Nitekim, İbrahim Hakkı Erzurumî rh. a., Marifetname’sinde vahdet-i vücutçuluğu eleştirerek, bu anlayışın Allahu Teala’nın “Halik” gibi isimlerini iptal anlamına geldiğini söylemektedir.

Sözde, mevcudatı Allahu Teala’nın isimlerinin tecellileri olarak görüyorlar, fakat hepsi sonuçta O’nun “Halik” isminin iptali için yapılmış gevezelikler..

Halik, halik olmaktan çıkıyor, mahluk, mahluk olmaktan..

Evet, “zampiriklerin sonuncusu” İbn Arabî’nin Allah inancı, Şeyhülislam Mustafa Sabri Efendi’nin belirttiği gibi, Ehl-i Sünnet’in Allah inancı değil..

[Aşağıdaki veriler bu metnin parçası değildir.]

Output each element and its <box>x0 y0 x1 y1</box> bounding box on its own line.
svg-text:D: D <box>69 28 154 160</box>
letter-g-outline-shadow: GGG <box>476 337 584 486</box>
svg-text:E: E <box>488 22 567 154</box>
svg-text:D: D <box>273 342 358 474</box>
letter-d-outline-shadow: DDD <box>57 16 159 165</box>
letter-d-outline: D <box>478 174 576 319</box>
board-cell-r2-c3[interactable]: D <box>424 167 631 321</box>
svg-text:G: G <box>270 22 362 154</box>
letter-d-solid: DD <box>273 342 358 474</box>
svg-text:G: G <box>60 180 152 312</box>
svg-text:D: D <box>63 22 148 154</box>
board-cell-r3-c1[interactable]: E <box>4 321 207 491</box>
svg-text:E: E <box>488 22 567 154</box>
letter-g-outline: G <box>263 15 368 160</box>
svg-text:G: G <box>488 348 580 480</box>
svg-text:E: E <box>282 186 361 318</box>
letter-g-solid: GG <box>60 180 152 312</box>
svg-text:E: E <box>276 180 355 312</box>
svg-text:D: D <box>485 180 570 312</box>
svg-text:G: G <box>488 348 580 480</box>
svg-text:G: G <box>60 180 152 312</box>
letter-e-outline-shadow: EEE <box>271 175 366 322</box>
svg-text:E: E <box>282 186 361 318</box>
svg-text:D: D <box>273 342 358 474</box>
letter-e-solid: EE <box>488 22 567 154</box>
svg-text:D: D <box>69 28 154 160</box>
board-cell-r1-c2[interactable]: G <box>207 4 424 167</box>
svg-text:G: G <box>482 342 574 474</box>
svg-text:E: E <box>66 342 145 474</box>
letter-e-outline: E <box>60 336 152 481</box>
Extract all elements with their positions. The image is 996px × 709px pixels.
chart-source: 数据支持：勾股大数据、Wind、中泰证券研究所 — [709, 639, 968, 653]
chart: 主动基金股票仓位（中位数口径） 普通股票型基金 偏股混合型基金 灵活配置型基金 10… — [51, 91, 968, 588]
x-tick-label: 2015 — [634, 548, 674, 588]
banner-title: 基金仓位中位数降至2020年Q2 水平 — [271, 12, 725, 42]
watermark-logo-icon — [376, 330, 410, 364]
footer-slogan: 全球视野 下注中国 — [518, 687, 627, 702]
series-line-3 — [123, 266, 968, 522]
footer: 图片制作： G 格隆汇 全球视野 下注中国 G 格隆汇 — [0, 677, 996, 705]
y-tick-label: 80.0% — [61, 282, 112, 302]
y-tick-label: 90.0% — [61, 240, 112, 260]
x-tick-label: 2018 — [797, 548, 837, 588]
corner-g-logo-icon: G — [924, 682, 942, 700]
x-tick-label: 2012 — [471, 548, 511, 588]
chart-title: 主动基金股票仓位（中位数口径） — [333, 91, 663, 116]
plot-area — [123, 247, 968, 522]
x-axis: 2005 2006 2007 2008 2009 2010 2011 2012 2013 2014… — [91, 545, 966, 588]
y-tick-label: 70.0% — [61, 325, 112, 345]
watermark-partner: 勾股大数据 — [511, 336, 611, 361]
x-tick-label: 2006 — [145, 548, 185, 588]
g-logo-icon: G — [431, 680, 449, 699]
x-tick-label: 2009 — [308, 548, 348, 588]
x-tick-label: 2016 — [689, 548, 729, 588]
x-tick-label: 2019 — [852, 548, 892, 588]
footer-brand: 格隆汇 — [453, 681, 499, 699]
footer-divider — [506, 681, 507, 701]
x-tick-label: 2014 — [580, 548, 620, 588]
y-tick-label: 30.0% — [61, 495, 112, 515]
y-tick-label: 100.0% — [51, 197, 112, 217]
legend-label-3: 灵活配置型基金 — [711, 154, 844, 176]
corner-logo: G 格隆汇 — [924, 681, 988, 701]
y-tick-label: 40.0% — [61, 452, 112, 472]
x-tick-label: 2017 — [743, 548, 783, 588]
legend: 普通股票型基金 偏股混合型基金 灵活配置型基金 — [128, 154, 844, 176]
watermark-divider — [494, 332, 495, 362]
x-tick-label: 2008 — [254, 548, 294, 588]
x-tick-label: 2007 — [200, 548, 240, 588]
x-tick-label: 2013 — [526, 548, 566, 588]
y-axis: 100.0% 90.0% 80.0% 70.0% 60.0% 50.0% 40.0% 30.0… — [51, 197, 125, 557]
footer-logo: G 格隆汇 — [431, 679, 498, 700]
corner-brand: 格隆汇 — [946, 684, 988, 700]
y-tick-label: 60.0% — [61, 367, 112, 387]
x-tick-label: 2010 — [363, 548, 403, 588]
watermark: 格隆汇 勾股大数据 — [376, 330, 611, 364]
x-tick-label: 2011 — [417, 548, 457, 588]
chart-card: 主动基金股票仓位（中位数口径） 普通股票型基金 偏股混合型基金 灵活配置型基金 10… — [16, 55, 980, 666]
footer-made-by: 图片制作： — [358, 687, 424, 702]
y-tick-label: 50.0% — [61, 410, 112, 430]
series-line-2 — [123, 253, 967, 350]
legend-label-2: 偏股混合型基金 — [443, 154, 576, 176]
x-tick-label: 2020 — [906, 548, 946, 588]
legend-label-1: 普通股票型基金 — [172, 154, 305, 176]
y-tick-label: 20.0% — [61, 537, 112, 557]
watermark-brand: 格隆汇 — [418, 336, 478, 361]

Eski Yunan sofistlerinin zırvalarını keşf diye pazarlama kalpazanlığı ve dolandırıcılığı sergiliyor.

*

Böylece İbn Arabî, mevcut bütün varlıkların (mahlukatın, evrenin) yaratılışını “modern bilim”le (o günün modern bilimiyle, yani izinden gittiği eski filozofların yaklaşımıyla) uzlaştırmış oluyordu.

Şöyle:

O günün modern bilimi “halk”ı (yaratmayı) kabul etmiyor. Evrenin her zaman hep varolduğunu iddia ediyor.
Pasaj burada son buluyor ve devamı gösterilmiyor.